PARIS, 30 janvier 2018 – Le barème des indemnités kilométriques applicables pour l’imposition des revenus de 2017, à utiliser lorsque le contribuable recourt à son véhicule personnel pour des déplacements professionnels, n’est pas revalorisé en 2018, selon une instruction de l’administration fiscale du 24 janvier 2018.

Cela porte à trois le nombre d’années consécutives de non-revalorisation. L’administration fiscale diffuse l’ensemble des montants applicables.

Déduction des frais réels pour l’impôt sur le revenu

Lors du calcul de l’impôt sur le revenu, il est tenu compte des frais professionnels (transport et nourriture notamment) exposés par le redevable au cours de l’année.
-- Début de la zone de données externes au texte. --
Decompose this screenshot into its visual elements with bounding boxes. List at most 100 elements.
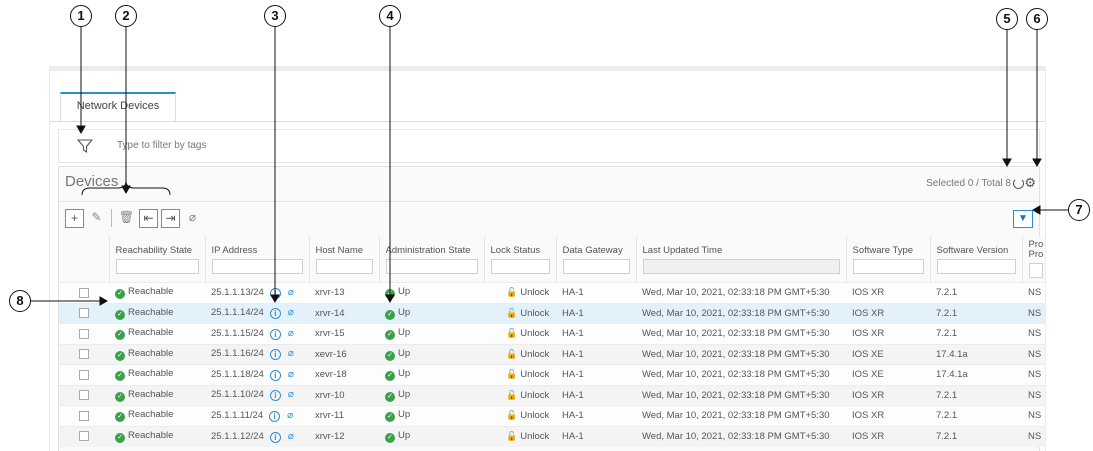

Ce dernier peut opter entre la déduction forfaitaire de 10 % et la déduction du montant réel de ses frais.

Dans ce cadre, l’assujetti peut déduire de ses revenus, au titre de l’utilisation d’une automobile, d’un cyclomoteur, d’un vélomoteur, d’un scooter ou d’une motocyclette pour les trajets de son domicile à son lieu de travail :

– soit les dépenses réellement engagées ;

– soit une somme forfaitaire qui résulte de l’application du barème fiscal des indemnités kilométriques.

Ce barème, plafonné à 7 CV pour les automobiles depuis 2013, n’est pas revalorisé en 2018. Le barème prévu pour l’imposition des revenus de 2016 reste donc applicable.

Conséquences en matière sociale

Ce barème fiscal sert aussi de référence en matière sociale. L’arrêté du 20 décembre 2002 relatif aux frais professionnels déductibles pour le calcul des cotisations de sécurité sociale prévoit en effet, que lorsqu’un salarié est contraint d’utiliser son véhicule personnel pour les trajets domicile/lieu de travail (absence de transports collectifs ou incommodité des horaires), l’indemnité forfaitaire kilométrique versée par l’employeur est réputée utilisée conformément à son objet et exclue de l’assiette des cotisations de sécurité sociale si elle ne dépasse pas les limites fixées par les barèmes kilométriques de l’administration fiscale. Pour la fraction qui excède la déduction admise par l’administration, les indemnités forfaitaires ne sont exclues de l’assiette des cotisations qu’à condition que soit justifiée l’utilisation effective des indemnités conformément à leur objet. À défaut, la fraction excédentaire est assujettie à l’ensemble des charges sociales.